FSP, Brasil, p.A8
07 de Mar de 2005
Mapa com imagem de satélite foi usado para "lotear" cidade
Grileiros do Pará mapeiam áreas públicas para invasão
Silvio Navarro
Da agência Folha
À margem da calha norte do rio Amazonas, o município paraense de Monte Alegre (623 km a oeste de Belém) tem mais da metade de sua área dividida, sem autorização do poder público, por grupos de grileiros que planejam extrair madeira em tora e abrir caminho para o cultivo de soja.
A cidade paraense possui área de 21.703 km2. Desse total, cerca de 70% pertence ao Estado do Pará, e o restante, à União. No entanto, um mapa obtido pela Folha aponta que pelo menos metade dessas terras (uma área do tamanho da Jamaica ou do Qatar) já tem dono informalmente.
A divisão da área foi feita sob uma imagem de satélite, registrada por um aparelho GPS. A prática é comum entre madeireiros clandestinos e grileiros.
No quadro, a posse dos terrenos, é atribuída aos grupos da "Soja", do "Paraná", do "Mato Grosso", à "Empreendimentos Passarela", entre outros. Mas a Polícia Federal, a Prefeitura de Monte Alegre e os órgãos ambientais afirmam desconhecer a existência e o ramo de atividade desses grupos.
"É muito vago trabalhar com esses nomes. Por exemplo: Grupo Paraná é o pessoal que vem do Paraná, Grupo da Soja é o pessoal de Goiás e de Mato Grosso. Eles estão subindo, invadindo a parte do Pará para fazer plantio de soja", afirma o delegado da PF em Santarém, Mário Sérgio Nery.
No Estado de Mato Grosso, a expansão da soja valorizou a terra e empurrou a pecuária para dentro da floresta, agravando a devastação. "Até 2002, não havia conflito agrário aqui.
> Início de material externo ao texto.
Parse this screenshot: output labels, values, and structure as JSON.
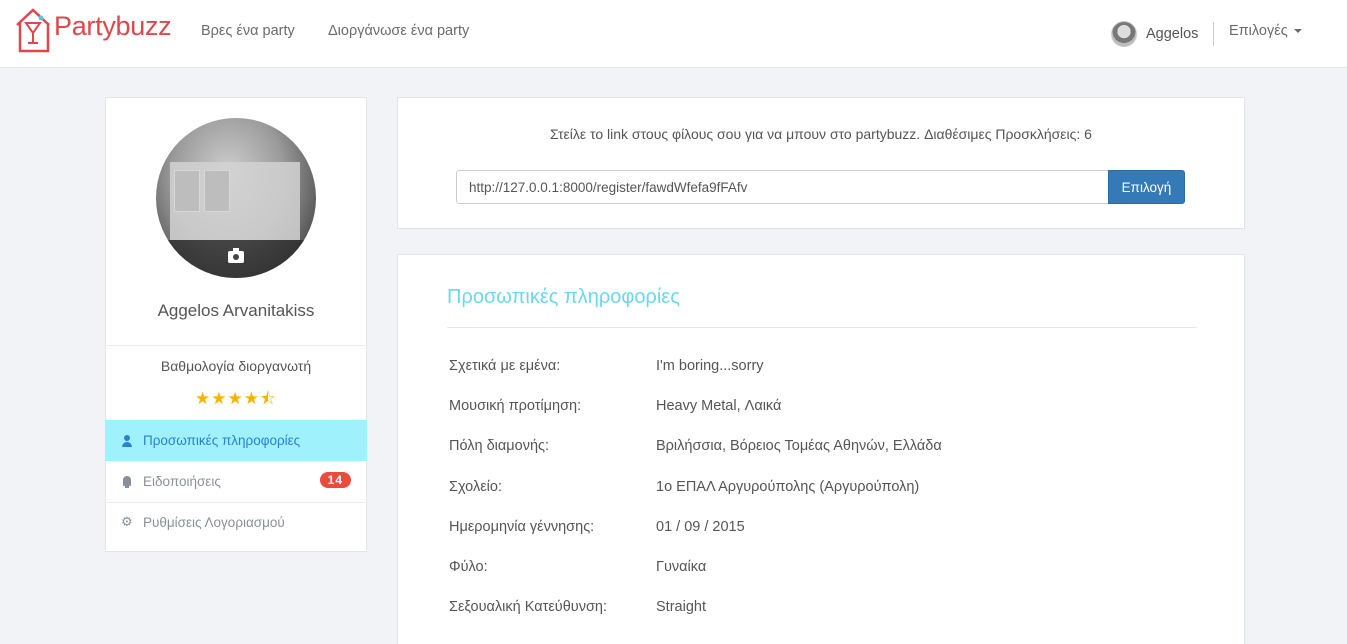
{
  "navbar": {
    "brand": "Partybuzz",
    "links": [
      "Βρες ένα party",
      "Διοργάνωσε ένα party"
    ],
    "user_name": "Aggelos",
    "options_label": "Επιλογές"
  },
  "sidebar": {
    "profile_name": "Aggelos Arvanitakiss",
    "rating_label": "Βαθμολογία διοργανωτή",
    "rating": 4.5,
    "stars": "★★★★⯪",
    "menu": [
      {
        "label": "Προσωπικές πληροφορίες",
        "icon": "user-icon",
        "active": true
      },
      {
        "label": "Ειδοποιήσεις",
        "icon": "bell-icon",
        "badge": "14"
      },
      {
        "label": "Ρυθμίσεις Λογοριασμού",
        "icon": "gear-icon"
      }
    ]
  },
  "invite": {
    "text": "Στείλε το link στους φίλους σου για να μπουν στο partybuzz. Διαθέσιμες Προσκλήσεις: 6",
    "link_value": "http://127.0.0.1:8000/register/fawdWfefa9fFAfv",
    "button_label": "Επιλογή"
  },
  "info": {
    "title": "Προσωπικές πληροφορίες",
    "rows": [
      {
        "label": "Σχετικά με εμένα:",
        "value": "I'm boring...sorry"
      },
      {
        "label": "Μουσική προτίμηση:",
        "value": "Heavy Metal, Λαικά"
      },
      {
        "label": "Πόλη διαμονής:",
        "value": "Βριλήσσια, Βόρειος Τομέας Αθηνών, Ελλάδα"
      },
      {
        "label": "Σχολείο:",
        "value": "1ο ΕΠΑΛ Αργυρούπολης (Αργυρούπολη)"
      },
      {
        "label": "Ημερομηνία γέννησης:",
        "value": "01 / 09 / 2015"
      },
      {
        "label": "Φύλο:",
        "value": "Γυναίκα"
      },
      {
        "label": "Σεξουαλική Κατεύθυνση:",
        "value": "Straight"
      }
    ]
  },
  "colors": {
    "brand": "#e0474c",
    "accent": "#6ad8ee",
    "primary_button": "#337ab7",
    "active_menu_bg": "#9ff2fb",
    "badge": "#e84c3d",
    "stars": "#f5b400"
  }
}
Mas, com o advento da soja, a possibilidade do asfaltamento da BR-163 e de exportação pelo aeroporto de Santarém, começou a chegar muita gente", diz o prefeito de Monte Alegre, Jorge Braga (PTB).
A fotografia virou objeto de denúncia feita pelo prefeito ao Ministério Público Federal, à Polícia Federal, ao Ibama e ao Incra.
Uma cópia do mapa chegou às mãos do prefeito no ano passado, por meio de um amigo que se infiltrou entre os grileiros. A denúncia foi feita em novembro, mas, segundo a PF, só deverá ser levada a cabo agora, na esteira das operações deflagradas com a morte da freira Dorothy Stang, em Anapu.
Após entregar o mapa à PF e ao Ministério Público, o prefeito disse que está recebendo ameaças de morte. "Ao contrário de muitos prefeitos da região, que são parceiros desses caras -alguns viraram até sócios-, nós estamos reprimindo", disse.
Na semana passada, ele criou um fórum com diferentes segmentos da população local cujo objetivo é debater alternativas para combater a grilagem de terras.
Na ata de criação do fórum, Braga incluiu um item cobrando "que as polícias Federal e Civil dêem garantia de vida ao ex-prefeito Jardel Vasconcelos [PSDB], ao prefeito Jorge Braga e a outros que porventura venham a sofrer ameaças de morte por razões de disputas de terras".
Na reunião, os dirigentes do fórum nomearam uma comitiva de seis integrantes, encabeçada pelo próprio prefeito, que vai a Belém tentar um encontro com o governo estadual e com a PF.
"O que nós queremos é que o governo, o Iterpa [Instituto de Terras do Pará] e a polícia tirem esses grileiros daqui", diz o líder comunitário da região da PA-254 Gilmar Felício.
O texto também pede que o Ibama "faça parar imediatamente a estrada clandestina que os grileiros e madeireiros estão abrindo na região norte do município". Segundo o prefeito, a estrada, que já tem 38,3 km, está invadindo um assentamento do Incra.
O Ibama afirma que os mapas são similares aos capturados na região da BR-163, pólo madeireiro, e da Terra do Meio, alvo recente de desmatamento.
Conforme o mapa, o fracionamento da região avança sobre os municípios vizinhos de Alenquer e Almerim e invade reservas indígenas e assentamentos. Algumas fatias correspondem a serras com potencial para o corte de madeira.